Thomas Jefferson is one of those historical figures who's almost too interesting to believe. He was intellectually curious his entire life, an inventor, a writer, a politician. He's credited with crafting the Declaration of Independence, and like many of the Founding Fathers, owned slaves. According to Biography, he served from 1801-1809 as the third President of the United States (after serving as the country's first Secretary of State and second Vice President), concluded the Louisiana Purchase to double the size of U.S. territory, and sent Lewis and Clark and Friends cross-country on a journey into the unknown for the sake of science and exploration. He was a musician, a linguist, a botanist, and a lawyer. He followed Benjamin Franklin as Minister to France in 1785, and while he wasn't a fan of French culture — "I find the general fate of humanity here, most deplorable," he wrote — one of the upsides (for all of us, really) was what he brought back: food.

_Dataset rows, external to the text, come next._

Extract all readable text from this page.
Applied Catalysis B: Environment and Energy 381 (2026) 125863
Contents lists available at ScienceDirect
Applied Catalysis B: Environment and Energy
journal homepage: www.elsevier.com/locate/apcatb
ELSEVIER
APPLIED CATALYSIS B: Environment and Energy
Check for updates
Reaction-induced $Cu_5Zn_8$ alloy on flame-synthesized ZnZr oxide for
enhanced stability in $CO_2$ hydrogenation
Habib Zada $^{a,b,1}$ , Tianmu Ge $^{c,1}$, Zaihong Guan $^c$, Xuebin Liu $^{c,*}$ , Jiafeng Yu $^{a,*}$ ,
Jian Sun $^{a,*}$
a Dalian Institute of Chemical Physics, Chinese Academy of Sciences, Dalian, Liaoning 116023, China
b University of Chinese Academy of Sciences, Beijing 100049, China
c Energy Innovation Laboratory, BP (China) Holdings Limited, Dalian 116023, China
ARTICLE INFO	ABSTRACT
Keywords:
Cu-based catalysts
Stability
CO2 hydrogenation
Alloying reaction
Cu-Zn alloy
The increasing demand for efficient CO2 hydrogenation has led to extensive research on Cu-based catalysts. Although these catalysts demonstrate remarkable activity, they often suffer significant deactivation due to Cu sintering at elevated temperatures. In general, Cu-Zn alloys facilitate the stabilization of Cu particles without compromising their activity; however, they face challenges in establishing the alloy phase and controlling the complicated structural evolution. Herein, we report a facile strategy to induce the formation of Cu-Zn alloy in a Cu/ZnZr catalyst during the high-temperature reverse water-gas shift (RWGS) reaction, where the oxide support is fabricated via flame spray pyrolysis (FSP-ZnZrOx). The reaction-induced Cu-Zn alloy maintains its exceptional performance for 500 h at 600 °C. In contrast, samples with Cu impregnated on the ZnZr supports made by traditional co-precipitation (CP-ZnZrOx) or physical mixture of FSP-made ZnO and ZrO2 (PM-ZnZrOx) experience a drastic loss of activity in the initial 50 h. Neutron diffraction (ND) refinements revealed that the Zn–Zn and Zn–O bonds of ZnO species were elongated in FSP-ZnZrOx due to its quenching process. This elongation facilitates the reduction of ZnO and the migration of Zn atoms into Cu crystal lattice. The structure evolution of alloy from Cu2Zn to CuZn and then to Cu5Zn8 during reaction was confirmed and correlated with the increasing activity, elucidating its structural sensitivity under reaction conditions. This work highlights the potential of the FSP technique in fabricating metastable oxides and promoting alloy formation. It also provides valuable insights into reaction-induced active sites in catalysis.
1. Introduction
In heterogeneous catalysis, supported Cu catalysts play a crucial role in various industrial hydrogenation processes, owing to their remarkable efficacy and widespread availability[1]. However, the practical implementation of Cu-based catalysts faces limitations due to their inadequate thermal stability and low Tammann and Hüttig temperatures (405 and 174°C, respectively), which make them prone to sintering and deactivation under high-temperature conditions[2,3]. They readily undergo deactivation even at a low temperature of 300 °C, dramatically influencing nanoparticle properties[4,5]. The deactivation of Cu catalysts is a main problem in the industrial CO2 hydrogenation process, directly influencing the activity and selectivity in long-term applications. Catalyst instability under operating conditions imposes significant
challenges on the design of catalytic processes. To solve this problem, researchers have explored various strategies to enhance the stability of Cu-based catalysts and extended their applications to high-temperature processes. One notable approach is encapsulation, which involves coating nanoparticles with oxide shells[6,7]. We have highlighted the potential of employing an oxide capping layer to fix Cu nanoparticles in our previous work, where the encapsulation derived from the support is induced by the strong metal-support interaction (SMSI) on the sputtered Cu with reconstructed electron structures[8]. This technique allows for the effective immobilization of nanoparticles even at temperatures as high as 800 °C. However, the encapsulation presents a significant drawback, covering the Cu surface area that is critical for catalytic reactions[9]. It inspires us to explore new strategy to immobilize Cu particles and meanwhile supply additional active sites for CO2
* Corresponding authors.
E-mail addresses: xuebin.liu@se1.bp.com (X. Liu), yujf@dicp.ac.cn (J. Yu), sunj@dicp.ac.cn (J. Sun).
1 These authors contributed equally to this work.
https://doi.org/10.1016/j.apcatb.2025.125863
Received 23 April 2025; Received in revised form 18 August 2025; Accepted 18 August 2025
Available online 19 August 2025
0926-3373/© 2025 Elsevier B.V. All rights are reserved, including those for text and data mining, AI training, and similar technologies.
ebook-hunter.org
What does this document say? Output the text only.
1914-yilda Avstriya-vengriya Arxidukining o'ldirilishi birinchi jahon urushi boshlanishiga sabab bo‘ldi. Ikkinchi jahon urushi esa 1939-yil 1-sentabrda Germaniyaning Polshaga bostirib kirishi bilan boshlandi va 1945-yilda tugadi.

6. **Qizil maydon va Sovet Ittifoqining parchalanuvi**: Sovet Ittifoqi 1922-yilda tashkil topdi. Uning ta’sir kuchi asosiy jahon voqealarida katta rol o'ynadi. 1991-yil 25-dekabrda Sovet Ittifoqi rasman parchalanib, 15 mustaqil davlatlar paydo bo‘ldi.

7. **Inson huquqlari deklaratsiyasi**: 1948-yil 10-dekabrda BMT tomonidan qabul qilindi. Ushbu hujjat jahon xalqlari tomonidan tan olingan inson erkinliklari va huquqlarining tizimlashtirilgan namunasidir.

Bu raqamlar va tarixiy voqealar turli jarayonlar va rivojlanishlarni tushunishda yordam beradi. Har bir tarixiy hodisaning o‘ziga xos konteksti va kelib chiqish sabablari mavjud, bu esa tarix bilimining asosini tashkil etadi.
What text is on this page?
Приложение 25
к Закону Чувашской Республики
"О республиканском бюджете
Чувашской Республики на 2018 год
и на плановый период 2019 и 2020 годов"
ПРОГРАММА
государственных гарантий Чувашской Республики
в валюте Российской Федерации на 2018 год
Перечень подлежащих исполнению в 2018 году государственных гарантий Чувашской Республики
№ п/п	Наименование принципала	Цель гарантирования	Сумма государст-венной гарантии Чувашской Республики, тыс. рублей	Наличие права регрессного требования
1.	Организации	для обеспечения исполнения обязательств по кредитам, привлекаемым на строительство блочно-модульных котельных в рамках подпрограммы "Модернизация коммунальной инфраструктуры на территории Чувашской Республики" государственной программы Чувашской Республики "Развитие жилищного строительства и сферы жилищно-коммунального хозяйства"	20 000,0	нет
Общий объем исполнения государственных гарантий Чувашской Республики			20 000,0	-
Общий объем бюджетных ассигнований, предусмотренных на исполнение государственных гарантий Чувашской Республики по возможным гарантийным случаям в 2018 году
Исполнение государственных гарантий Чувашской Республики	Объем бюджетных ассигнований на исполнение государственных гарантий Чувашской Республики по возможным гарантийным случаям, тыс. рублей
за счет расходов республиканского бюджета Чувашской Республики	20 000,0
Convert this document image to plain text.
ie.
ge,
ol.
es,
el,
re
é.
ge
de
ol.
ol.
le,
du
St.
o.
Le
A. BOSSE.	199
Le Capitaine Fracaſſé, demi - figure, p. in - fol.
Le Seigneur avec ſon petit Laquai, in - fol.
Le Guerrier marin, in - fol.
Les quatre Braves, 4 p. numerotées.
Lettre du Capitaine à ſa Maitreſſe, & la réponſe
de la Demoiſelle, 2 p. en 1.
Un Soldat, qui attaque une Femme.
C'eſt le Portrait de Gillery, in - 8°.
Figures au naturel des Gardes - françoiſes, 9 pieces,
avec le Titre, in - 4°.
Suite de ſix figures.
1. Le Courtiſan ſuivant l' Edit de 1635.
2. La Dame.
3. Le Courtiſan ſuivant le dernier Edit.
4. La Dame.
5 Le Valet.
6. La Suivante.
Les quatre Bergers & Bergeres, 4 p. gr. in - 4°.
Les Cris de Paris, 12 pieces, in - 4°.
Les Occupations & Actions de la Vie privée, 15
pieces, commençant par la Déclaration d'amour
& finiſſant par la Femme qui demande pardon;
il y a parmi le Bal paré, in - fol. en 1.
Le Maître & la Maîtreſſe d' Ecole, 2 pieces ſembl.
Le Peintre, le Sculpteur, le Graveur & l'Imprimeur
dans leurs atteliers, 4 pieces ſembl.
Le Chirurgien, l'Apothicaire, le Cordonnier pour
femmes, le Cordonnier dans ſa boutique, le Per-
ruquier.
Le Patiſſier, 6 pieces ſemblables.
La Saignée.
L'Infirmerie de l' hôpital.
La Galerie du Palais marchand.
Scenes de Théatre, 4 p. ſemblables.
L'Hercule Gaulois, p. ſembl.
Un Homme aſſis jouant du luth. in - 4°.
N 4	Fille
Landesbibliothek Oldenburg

Jefferson was truly adventurous when it came to the palate: He grew and ate tomatoes at a time when many Americans believed them to be poisonous (they come from the deadly nightshade family, but Edwin Booth was John Wilkes Booth's brother and he turned out okay). His time in France broadened his life experience, but also his tastes.

Call them what they are: pommes de terre frites à cru en petites tranches

One of the things he brought with him was a taste for ice cream, as the website for his home, Monticello (now an historical site), reports. He delighted in delighting guests with it, and his personal recipe, written by his own hand, survives today. Speaking of comfort foods, Jefferson is also credited with introducing nouilly á maccaroni — what became mac and cheese, sometimes served as a sort of savory pie. And although he preferred them cut into rounds, instead of sticks, we also have his recipe for pommes de terre frites à cru en petites tranches — what you get when you ask for an order of fries: "potatoes deep-fried while raw, in small cuttings," says Mental Floss.

Jefferson is also credited with introducing champagne to America, as well as parmesan cheese (which would be helpful in preparing that nouilly á maccaroni). He had a fondness for olive oil and the trees which produced it — "Of all the gifts of heaven to man, it is next to the most precious, if it be not the most precious," he wrote, according to History Net, convinced they could be cultivated successfully in North America.

Peter Hatch, director of gardens and grounds at Monticello, told History Net that Jefferson was America's "first foodie." The story checks out.